Rupture conventionnelle dans la fonction publique : définition

Introduite en 2019 à titre expérimental jusqu’au 31 décembre 2025, la rupture conventionnelle s’applique aux fonctionnaires sous certaines conditions.

Elle repose sur l’accord des deux parties et ouvre droit à une indemnisation minimale.

Conditions d’accès à la rupture conventionnelle dans la fonction publique

  • Dispositif ouvert jusqu’à fin 2025

  • Exclusion des fonctionnaires stagiaires

  • Exclusion des agents de 62 ans ou plus pouvant bénéficier d’une pension à 75 %

  • Exclusion des agents contractuels et des agents en période d’essai

Procédure de rupture conventionnelle dans la fonction publique

La demande peut émaner de l’administration ou du fonctionnaire. La convention est transmise par courrier recommandé ou remise en main propre.

Un entretien est organisé entre 10 jours et 1 mois après la réception de la convention afin de définir :

  • le motif de la demande,

  • la date de cessation d’activité,

  • le montant de l’indemnité.

Le fonctionnaire peut être assisté par un conseiller syndical.

Calcul de l’indemnité de rupture conventionnelle dans la fonction publique

Le montant maximal correspond à 1/12e de la rémunération brute annuelle par année d’ancienneté, dans la limite de 24 ans.

Sont prises en compte les périodes effectuées dans :

  • la fonction publique d’État,

  • territoriale,

  • hospitalière.

En l’absence de rémunération, l’indemnité est nulle.

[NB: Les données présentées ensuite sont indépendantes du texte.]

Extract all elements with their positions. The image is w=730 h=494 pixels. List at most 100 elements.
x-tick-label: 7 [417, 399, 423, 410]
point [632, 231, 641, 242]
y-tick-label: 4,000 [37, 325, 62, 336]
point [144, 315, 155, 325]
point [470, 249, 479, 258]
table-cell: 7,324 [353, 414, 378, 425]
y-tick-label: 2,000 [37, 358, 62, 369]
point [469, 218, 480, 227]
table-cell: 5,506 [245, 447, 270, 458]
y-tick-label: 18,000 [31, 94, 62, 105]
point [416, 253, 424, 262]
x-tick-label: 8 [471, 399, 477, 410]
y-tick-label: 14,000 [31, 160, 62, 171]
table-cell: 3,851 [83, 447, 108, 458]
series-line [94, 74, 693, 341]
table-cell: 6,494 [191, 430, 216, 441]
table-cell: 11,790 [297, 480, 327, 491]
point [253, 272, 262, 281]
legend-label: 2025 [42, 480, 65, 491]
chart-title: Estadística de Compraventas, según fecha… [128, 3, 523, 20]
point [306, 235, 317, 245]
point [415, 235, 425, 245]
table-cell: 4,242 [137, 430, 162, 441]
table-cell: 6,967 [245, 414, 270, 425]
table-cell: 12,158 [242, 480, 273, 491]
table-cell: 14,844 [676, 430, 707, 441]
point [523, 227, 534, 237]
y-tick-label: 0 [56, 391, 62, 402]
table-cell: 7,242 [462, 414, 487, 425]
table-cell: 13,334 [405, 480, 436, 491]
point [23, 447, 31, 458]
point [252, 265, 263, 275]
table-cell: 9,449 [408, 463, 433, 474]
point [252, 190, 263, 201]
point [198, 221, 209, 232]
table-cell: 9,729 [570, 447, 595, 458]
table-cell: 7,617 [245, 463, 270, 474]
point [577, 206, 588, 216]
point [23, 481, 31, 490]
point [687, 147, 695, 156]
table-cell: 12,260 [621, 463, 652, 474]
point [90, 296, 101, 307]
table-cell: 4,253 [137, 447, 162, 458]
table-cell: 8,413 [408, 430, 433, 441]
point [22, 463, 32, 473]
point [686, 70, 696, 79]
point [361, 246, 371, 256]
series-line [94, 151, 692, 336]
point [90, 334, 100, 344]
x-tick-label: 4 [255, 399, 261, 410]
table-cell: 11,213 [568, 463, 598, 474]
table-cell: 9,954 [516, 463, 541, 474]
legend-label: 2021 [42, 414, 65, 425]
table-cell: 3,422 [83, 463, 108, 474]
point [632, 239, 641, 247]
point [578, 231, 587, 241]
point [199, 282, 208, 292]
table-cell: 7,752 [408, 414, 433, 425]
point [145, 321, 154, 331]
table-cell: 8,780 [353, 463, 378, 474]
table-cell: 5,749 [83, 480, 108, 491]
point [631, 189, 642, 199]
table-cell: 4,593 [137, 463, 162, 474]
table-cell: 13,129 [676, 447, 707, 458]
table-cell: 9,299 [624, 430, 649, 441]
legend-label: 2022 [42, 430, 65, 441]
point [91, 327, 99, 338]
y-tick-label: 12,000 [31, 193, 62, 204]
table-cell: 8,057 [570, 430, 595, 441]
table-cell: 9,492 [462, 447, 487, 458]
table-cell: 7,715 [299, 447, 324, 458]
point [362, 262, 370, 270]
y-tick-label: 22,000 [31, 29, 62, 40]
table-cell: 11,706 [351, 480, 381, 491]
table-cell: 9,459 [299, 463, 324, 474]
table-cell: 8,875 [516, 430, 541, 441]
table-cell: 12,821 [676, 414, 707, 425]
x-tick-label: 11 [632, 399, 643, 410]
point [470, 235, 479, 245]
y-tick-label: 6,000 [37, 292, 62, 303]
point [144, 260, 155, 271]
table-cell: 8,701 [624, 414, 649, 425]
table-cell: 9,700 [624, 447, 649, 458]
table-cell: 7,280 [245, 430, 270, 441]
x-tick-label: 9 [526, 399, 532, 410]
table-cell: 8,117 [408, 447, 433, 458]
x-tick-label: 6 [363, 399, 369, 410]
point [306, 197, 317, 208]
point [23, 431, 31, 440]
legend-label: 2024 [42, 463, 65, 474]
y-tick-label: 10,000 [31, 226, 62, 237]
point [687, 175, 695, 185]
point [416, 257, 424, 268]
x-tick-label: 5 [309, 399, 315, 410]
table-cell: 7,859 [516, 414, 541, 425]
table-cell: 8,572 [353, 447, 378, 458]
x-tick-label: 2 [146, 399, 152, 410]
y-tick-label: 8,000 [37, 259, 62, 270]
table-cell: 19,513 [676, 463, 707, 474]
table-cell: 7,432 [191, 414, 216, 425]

Indemnités chômage après une rupture conventionnelle telerc

Après une rupture conventionnelle, le salarié peut percevoir l’allocation chômage (ARE), calculée sur les anciennes rémunérations, primes incluses.

Le montant journalier correspond au plus élevé entre :

  • 40,4 % du SJR + 12,05 €

  • 57 % du SJR

Il est plafonné entre 29,38 € et 75 % du SJR.

Délai pour percevoir le chômage après une rupture conventionnelle telerc

Un délai de carence minimum de 7 jours s’applique avant le versement des allocations chômage.
Ce délai peut être prolongé en cas de perception d’indemnités complémentaires, notamment pour congés payés.